While signature-based detection compares behavior to rules and is suitable for identifying known threats, anomaly-based detection compares behavior to normal profiles and can detect unknown threats.

Fault detection

Fault detection is another application for anomaly detection. While not all anomalies are faults, all faults are anomalies in some form, so fault detection systems might implement anomaly detection with additional functionality to identify faults.

Anomaly based detection methods are most commonly implemented in the following platforms:

Intrusion Detection Systems (IDS)
Intrusion Prevention Systems (IPS)
Next Generation Firewall (NGFW)
Network Response and Detection (NDR) systems
Security Information and Event Management (SIEM)
Network Monitoring and Observability systems (for fault detection)

However, the implementation of anomaly detection functionality varies widely depending on the vendor platform and product.

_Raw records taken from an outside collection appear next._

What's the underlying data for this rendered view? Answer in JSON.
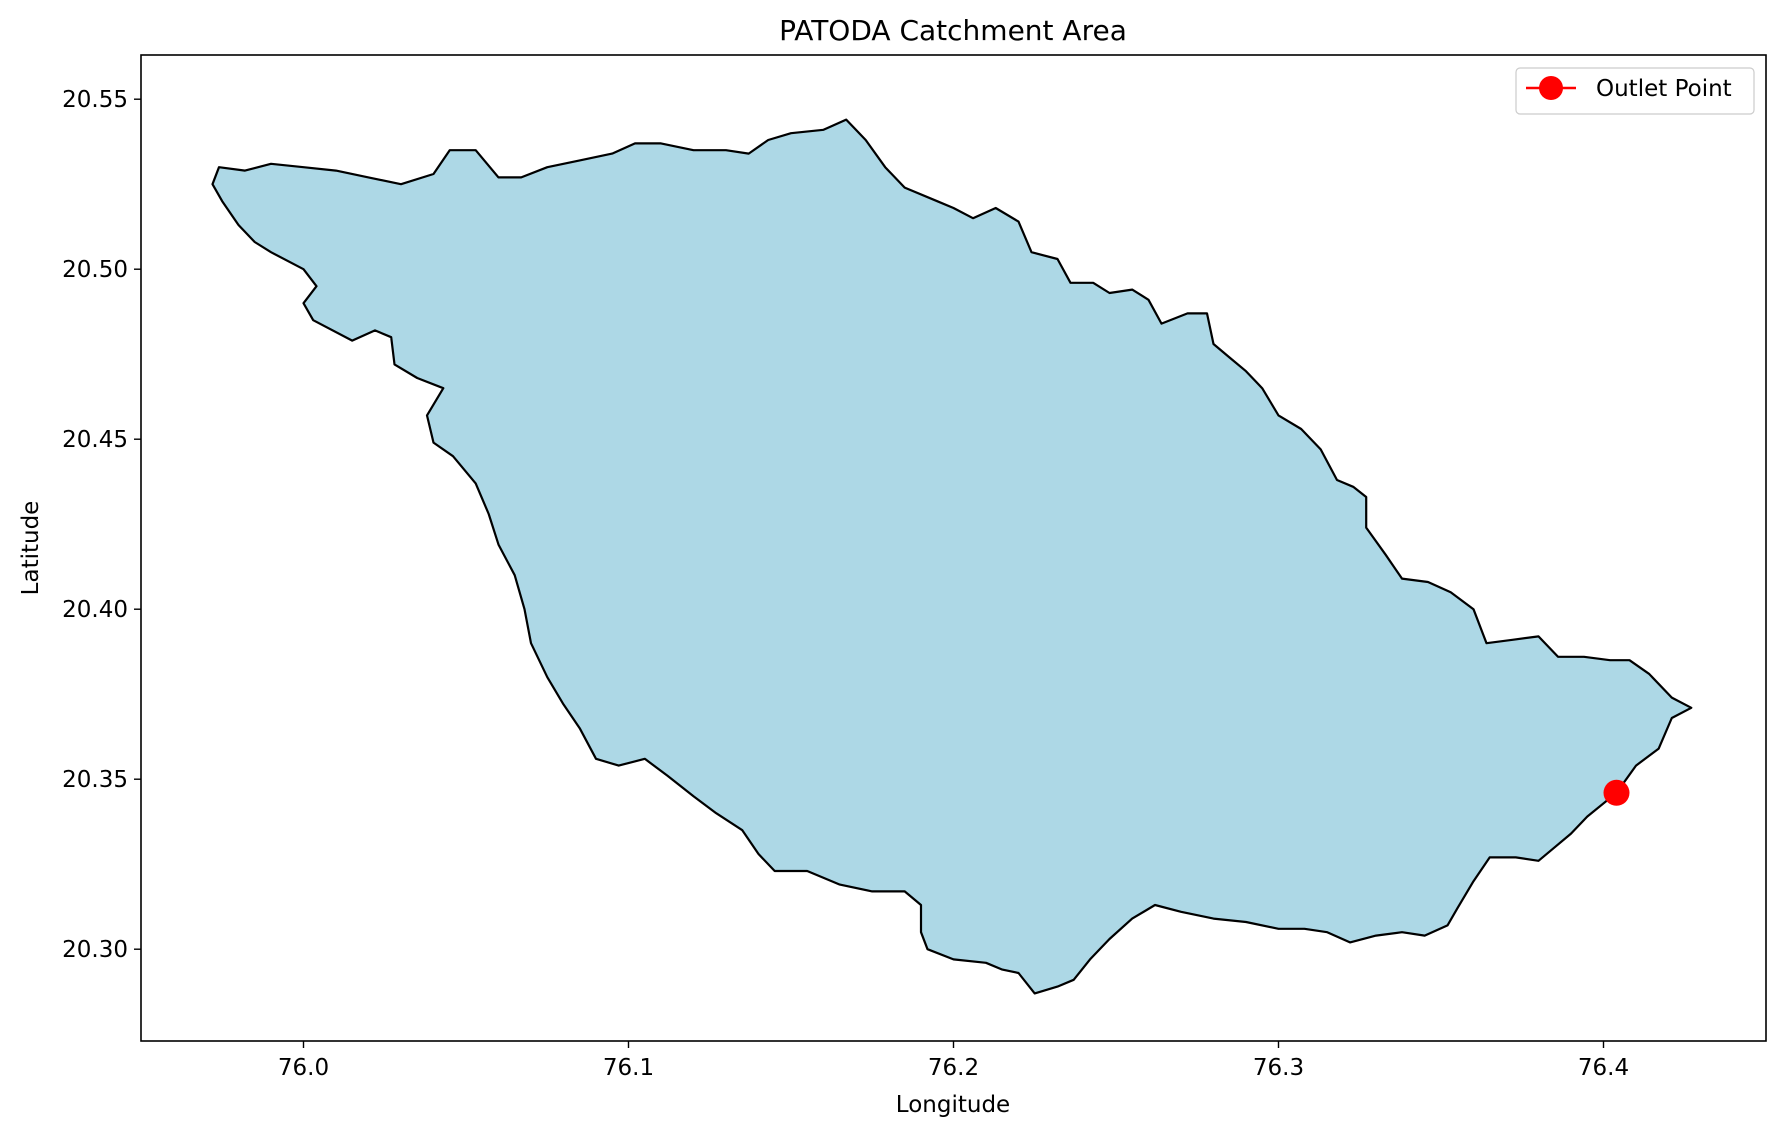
{
  "chart_data": {
    "type": "map",
    "title": "PATODA Catchment Area",
    "xlabel": "Longitude",
    "ylabel": "Latitude",
    "xlim": [
      75.95,
      76.45
    ],
    "ylim": [
      20.273,
      20.563
    ],
    "xticks": [
      76.0,
      76.1,
      76.2,
      76.3,
      76.4
    ],
    "yticks": [
      20.3,
      20.35,
      20.4,
      20.45,
      20.5,
      20.55
    ],
    "xtick_labels": [
      "76.0",
      "76.1",
      "76.2",
      "76.3",
      "76.4"
    ],
    "ytick_labels": [
      "20.30",
      "20.35",
      "20.40",
      "20.45",
      "20.50",
      "20.55"
    ],
    "grid": false,
    "legend": {
      "position": "top-right",
      "entries": [
        "Outlet Point"
      ]
    },
    "colors": {
      "catchment_fill": "#add8e6",
      "catchment_edge": "#000000",
      "outlet": "#ff0000"
    },
    "catchment_boundary": [
      [
        75.974,
        20.53
      ],
      [
        75.982,
        20.529
      ],
      [
        75.99,
        20.531
      ],
      [
        76.0,
        20.53
      ],
      [
        76.01,
        20.529
      ],
      [
        76.02,
        20.527
      ],
      [
        76.03,
        20.525
      ],
      [
        76.04,
        20.528
      ],
      [
        76.045,
        20.535
      ],
      [
        76.053,
        20.535
      ],
      [
        76.06,
        20.527
      ],
      [
        76.067,
        20.527
      ],
      [
        76.075,
        20.53
      ],
      [
        76.085,
        20.532
      ],
      [
        76.095,
        20.534
      ],
      [
        76.102,
        20.537
      ],
      [
        76.11,
        20.537
      ],
      [
        76.12,
        20.535
      ],
      [
        76.13,
        20.535
      ],
      [
        76.137,
        20.534
      ],
      [
        76.143,
        20.538
      ],
      [
        76.15,
        20.54
      ],
      [
        76.16,
        20.541
      ],
      [
        76.167,
        20.544
      ],
      [
        76.173,
        20.538
      ],
      [
        76.179,
        20.53
      ],
      [
        76.185,
        20.524
      ],
      [
        76.195,
        20.52
      ],
      [
        76.2,
        20.518
      ],
      [
        76.206,
        20.515
      ],
      [
        76.213,
        20.518
      ],
      [
        76.22,
        20.514
      ],
      [
        76.224,
        20.505
      ],
      [
        76.232,
        20.503
      ],
      [
        76.236,
        20.496
      ],
      [
        76.243,
        20.496
      ],
      [
        76.248,
        20.493
      ],
      [
        76.255,
        20.494
      ],
      [
        76.26,
        20.491
      ],
      [
        76.264,
        20.484
      ],
      [
        76.272,
        20.487
      ],
      [
        76.278,
        20.487
      ],
      [
        76.28,
        20.478
      ],
      [
        76.285,
        20.474
      ],
      [
        76.29,
        20.47
      ],
      [
        76.295,
        20.465
      ],
      [
        76.3,
        20.457
      ],
      [
        76.307,
        20.453
      ],
      [
        76.313,
        20.447
      ],
      [
        76.318,
        20.438
      ],
      [
        76.323,
        20.436
      ],
      [
        76.327,
        20.433
      ],
      [
        76.327,
        20.424
      ],
      [
        76.333,
        20.416
      ],
      [
        76.338,
        20.409
      ],
      [
        76.346,
        20.408
      ],
      [
        76.353,
        20.405
      ],
      [
        76.36,
        20.4
      ],
      [
        76.364,
        20.39
      ],
      [
        76.372,
        20.391
      ],
      [
        76.38,
        20.392
      ],
      [
        76.386,
        20.386
      ],
      [
        76.394,
        20.386
      ],
      [
        76.402,
        20.385
      ],
      [
        76.408,
        20.385
      ],
      [
        76.414,
        20.381
      ],
      [
        76.421,
        20.374
      ],
      [
        76.427,
        20.371
      ],
      [
        76.421,
        20.368
      ],
      [
        76.417,
        20.359
      ],
      [
        76.41,
        20.354
      ],
      [
        76.404,
        20.346
      ],
      [
        76.395,
        20.339
      ],
      [
        76.39,
        20.334
      ],
      [
        76.385,
        20.33
      ],
      [
        76.38,
        20.326
      ],
      [
        76.373,
        20.327
      ],
      [
        76.365,
        20.327
      ],
      [
        76.36,
        20.32
      ],
      [
        76.355,
        20.312
      ],
      [
        76.352,
        20.307
      ],
      [
        76.345,
        20.304
      ],
      [
        76.338,
        20.305
      ],
      [
        76.33,
        20.304
      ],
      [
        76.322,
        20.302
      ],
      [
        76.315,
        20.305
      ],
      [
        76.308,
        20.306
      ],
      [
        76.3,
        20.306
      ],
      [
        76.29,
        20.308
      ],
      [
        76.28,
        20.309
      ],
      [
        76.27,
        20.311
      ],
      [
        76.262,
        20.313
      ],
      [
        76.255,
        20.309
      ],
      [
        76.248,
        20.303
      ],
      [
        76.242,
        20.297
      ],
      [
        76.237,
        20.291
      ],
      [
        76.232,
        20.289
      ],
      [
        76.225,
        20.287
      ],
      [
        76.22,
        20.293
      ],
      [
        76.215,
        20.294
      ],
      [
        76.21,
        20.296
      ],
      [
        76.2,
        20.297
      ],
      [
        76.192,
        20.3
      ],
      [
        76.19,
        20.305
      ],
      [
        76.19,
        20.313
      ],
      [
        76.185,
        20.317
      ],
      [
        76.175,
        20.317
      ],
      [
        76.165,
        20.319
      ],
      [
        76.155,
        20.323
      ],
      [
        76.145,
        20.323
      ],
      [
        76.14,
        20.328
      ],
      [
        76.135,
        20.335
      ],
      [
        76.127,
        20.34
      ],
      [
        76.12,
        20.345
      ],
      [
        76.112,
        20.351
      ],
      [
        76.105,
        20.356
      ],
      [
        76.097,
        20.354
      ],
      [
        76.09,
        20.356
      ],
      [
        76.085,
        20.365
      ],
      [
        76.08,
        20.372
      ],
      [
        76.075,
        20.38
      ],
      [
        76.07,
        20.39
      ],
      [
        76.068,
        20.4
      ],
      [
        76.065,
        20.41
      ],
      [
        76.06,
        20.419
      ],
      [
        76.057,
        20.428
      ],
      [
        76.053,
        20.437
      ],
      [
        76.046,
        20.445
      ],
      [
        76.04,
        20.449
      ],
      [
        76.038,
        20.457
      ],
      [
        76.043,
        20.465
      ],
      [
        76.035,
        20.468
      ],
      [
        76.028,
        20.472
      ],
      [
        76.027,
        20.48
      ],
      [
        76.022,
        20.482
      ],
      [
        76.015,
        20.479
      ],
      [
        76.003,
        20.485
      ],
      [
        76.0,
        20.49
      ],
      [
        76.004,
        20.495
      ],
      [
        76.0,
        20.5
      ],
      [
        75.99,
        20.505
      ],
      [
        75.985,
        20.508
      ],
      [
        75.98,
        20.513
      ],
      [
        75.975,
        20.52
      ],
      [
        75.972,
        20.525
      ]
    ],
    "outlet_point": {
      "name": "Outlet Point",
      "x": 76.404,
      "y": 20.346
    }
  }
}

Some require specifying behavior profiles manually, some are purely statistics based, some are Machine Learning based, and some might have a combination of approaches.

To summarize, Network anomaly detection systems can find deviations from normal, which can narrow the scope when diagnosing a problem. It can automatically generate threshold values based on a baseline. While it can aid in troubleshooting, it cannot provide diagnosis or root cause analysis . Network engineers would still have to determine if it is a valid anomaly and troubleshoot to find the root cause of the anomaly.